Among quality management leaders and executives there is a much talked about theory known as Pareto’s Princple, or the “80/20 Rule.” This theory, originally a socio-economic commentary on the distribution of wealth in early 20th century Italy, was adopted by business strategists in the 1940’s as an all inclusive philosophy of the “vital few and the trivial many,” or that 20% of a group (in this case, employees or clients) contribute to 80% of productivity/profit.
The logical progression from theory to practice is that most time/training/customer service should be devoted to those top 20% that contribute most to the company. However, though there should be specialized individuals in any business, as well as departments dedicated to high-end clients, Pareto’s Principle falls short in the long run.
Let’s apply this theory to a call center.

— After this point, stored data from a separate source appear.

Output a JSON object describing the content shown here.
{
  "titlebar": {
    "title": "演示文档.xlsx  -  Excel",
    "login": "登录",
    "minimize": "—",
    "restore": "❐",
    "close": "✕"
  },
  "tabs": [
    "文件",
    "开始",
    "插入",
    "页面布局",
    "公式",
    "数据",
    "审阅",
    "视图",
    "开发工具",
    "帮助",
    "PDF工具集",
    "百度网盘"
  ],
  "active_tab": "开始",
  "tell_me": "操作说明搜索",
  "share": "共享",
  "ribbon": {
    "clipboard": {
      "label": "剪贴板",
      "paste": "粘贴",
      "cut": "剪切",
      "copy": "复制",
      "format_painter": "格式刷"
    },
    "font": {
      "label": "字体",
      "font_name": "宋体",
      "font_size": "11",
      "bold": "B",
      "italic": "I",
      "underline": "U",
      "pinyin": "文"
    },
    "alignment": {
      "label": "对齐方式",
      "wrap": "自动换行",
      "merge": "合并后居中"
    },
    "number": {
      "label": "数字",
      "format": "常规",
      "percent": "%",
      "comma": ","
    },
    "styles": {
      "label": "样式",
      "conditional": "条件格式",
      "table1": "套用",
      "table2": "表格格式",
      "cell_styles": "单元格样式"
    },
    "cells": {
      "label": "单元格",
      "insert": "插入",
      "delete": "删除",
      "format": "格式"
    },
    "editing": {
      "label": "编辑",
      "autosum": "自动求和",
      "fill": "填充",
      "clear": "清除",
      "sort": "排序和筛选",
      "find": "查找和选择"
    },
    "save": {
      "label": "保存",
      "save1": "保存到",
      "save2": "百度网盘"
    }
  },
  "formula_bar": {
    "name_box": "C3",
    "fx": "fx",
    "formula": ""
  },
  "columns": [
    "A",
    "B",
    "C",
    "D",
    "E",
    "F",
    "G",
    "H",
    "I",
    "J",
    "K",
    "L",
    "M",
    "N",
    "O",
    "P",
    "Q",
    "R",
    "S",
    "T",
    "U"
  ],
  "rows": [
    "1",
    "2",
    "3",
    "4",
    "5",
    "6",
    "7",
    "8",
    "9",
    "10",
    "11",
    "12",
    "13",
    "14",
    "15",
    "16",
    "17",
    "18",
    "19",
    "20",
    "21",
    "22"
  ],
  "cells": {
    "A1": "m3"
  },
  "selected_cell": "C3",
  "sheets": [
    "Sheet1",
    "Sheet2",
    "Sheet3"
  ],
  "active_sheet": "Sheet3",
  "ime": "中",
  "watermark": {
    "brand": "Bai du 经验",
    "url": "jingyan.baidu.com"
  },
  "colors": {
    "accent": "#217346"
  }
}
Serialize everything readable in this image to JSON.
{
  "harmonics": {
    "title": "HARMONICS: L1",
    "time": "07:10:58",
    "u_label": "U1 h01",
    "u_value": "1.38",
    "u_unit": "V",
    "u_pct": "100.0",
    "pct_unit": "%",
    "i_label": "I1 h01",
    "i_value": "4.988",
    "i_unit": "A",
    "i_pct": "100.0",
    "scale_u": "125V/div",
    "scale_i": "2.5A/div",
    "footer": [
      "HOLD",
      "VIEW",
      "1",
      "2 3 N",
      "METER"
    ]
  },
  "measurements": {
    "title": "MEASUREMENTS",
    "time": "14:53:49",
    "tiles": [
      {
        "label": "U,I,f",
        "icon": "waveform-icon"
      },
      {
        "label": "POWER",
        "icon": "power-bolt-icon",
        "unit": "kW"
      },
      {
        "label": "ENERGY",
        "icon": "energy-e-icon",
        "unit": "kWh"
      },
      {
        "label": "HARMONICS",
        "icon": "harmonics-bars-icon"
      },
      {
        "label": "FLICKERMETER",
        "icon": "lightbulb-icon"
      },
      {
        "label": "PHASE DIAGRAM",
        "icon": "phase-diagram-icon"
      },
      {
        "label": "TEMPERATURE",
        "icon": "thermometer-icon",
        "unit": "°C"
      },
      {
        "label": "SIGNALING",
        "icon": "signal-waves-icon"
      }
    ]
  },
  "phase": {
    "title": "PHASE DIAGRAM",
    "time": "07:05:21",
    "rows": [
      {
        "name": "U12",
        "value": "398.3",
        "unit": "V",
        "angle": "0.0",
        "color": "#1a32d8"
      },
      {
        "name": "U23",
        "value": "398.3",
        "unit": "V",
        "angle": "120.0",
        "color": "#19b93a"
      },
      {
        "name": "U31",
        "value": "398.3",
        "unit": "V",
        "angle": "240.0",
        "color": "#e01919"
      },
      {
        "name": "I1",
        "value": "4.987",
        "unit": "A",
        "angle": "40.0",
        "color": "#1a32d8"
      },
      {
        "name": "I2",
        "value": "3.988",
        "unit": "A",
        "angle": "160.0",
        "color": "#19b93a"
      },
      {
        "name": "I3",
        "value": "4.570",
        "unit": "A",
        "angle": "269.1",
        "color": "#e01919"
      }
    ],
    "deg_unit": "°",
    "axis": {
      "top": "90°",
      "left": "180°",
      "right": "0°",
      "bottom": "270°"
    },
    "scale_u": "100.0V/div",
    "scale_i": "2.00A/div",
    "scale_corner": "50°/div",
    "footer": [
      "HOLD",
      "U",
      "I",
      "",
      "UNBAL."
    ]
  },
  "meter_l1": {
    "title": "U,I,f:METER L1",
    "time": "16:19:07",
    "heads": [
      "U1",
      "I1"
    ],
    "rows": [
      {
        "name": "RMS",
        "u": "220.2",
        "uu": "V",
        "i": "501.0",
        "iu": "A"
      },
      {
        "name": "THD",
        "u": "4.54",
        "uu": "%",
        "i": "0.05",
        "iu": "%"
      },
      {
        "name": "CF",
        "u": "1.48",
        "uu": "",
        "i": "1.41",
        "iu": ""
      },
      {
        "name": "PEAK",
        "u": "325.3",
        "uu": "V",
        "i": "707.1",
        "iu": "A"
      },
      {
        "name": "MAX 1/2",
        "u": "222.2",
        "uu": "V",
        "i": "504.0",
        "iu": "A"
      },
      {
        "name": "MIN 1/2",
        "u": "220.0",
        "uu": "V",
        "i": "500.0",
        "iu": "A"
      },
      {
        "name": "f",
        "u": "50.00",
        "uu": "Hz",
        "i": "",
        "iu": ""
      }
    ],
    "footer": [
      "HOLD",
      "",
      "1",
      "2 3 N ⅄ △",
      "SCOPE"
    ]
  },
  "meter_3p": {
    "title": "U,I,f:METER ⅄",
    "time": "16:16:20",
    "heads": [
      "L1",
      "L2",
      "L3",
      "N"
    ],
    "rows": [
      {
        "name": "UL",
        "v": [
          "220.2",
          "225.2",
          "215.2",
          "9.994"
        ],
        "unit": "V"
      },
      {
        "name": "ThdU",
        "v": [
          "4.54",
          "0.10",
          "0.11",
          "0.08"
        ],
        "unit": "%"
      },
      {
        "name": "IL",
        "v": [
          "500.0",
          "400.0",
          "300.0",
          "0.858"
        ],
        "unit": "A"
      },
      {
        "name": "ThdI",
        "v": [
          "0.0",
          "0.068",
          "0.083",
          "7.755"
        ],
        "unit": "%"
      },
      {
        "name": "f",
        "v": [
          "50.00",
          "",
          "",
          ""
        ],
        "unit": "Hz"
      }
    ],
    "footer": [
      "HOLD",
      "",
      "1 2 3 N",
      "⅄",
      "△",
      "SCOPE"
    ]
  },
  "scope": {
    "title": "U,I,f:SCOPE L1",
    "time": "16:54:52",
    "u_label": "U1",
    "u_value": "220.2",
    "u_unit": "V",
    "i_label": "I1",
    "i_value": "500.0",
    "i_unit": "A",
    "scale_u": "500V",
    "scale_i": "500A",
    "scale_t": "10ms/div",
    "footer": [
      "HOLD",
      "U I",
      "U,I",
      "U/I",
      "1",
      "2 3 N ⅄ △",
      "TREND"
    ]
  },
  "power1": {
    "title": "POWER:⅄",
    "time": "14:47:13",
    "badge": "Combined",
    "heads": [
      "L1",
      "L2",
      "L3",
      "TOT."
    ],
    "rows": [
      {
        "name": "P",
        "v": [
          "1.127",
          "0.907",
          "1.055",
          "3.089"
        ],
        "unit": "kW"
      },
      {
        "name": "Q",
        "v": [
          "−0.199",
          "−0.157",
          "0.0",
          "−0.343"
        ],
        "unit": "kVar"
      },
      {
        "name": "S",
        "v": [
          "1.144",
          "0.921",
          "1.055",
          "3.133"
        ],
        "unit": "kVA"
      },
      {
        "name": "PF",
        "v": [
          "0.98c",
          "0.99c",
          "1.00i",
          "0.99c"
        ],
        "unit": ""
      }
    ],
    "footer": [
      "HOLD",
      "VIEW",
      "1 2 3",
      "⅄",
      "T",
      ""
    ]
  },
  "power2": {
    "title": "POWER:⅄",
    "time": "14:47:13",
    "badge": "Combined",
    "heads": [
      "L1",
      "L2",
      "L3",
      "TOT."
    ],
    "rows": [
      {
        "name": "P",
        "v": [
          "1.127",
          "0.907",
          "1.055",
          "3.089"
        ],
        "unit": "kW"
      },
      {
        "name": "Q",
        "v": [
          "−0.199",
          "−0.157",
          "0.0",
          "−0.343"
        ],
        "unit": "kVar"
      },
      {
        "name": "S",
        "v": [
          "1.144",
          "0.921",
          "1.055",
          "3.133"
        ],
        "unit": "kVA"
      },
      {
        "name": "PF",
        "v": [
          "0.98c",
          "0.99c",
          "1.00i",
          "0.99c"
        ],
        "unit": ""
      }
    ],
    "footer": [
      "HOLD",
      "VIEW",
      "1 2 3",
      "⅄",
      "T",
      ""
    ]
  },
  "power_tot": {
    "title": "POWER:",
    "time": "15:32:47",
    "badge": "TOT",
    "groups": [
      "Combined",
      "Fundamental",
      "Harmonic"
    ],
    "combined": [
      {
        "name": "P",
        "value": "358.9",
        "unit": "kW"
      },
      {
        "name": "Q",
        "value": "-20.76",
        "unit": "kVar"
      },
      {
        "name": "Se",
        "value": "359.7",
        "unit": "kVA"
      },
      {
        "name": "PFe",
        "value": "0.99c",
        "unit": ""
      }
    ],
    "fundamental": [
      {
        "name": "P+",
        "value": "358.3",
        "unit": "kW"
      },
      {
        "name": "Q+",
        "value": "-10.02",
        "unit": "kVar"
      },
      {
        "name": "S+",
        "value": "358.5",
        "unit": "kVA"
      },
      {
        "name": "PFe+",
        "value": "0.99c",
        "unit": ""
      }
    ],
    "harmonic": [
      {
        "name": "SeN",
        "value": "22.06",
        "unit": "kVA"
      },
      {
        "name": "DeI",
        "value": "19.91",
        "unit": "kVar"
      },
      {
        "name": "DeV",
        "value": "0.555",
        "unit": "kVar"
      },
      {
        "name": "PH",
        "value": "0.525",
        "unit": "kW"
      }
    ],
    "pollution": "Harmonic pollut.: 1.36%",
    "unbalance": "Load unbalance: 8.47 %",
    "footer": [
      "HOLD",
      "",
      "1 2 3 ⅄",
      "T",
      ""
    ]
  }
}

The top 20% of employees are personable, motivated, and successful – so much that they need little supervision or guidance. If training resources are devoted to the remaining 80%, then “helping the good become better is a better use of your time than helping the great become terrific” - and the overall productivity of your call center will improve.
But this doesn’t mean one should neglect the 20%.
Let's examine caller behavior. In every call center, IVR systems are created to be as efficient as possible, but to keep callers within the system. What about the 20% of callers who choose to opt out and speak with a live representative? Your phone system, especially when it comes to IVR announcements, needs to account for this possibility. Does your call center have the customer service resources to handle the 20% outside of the majority?
The 80/20 Rule is a smart way to guide business decisions, but recognizing that it is only a blueprint, and not fact, is the wisdom behind industry experience.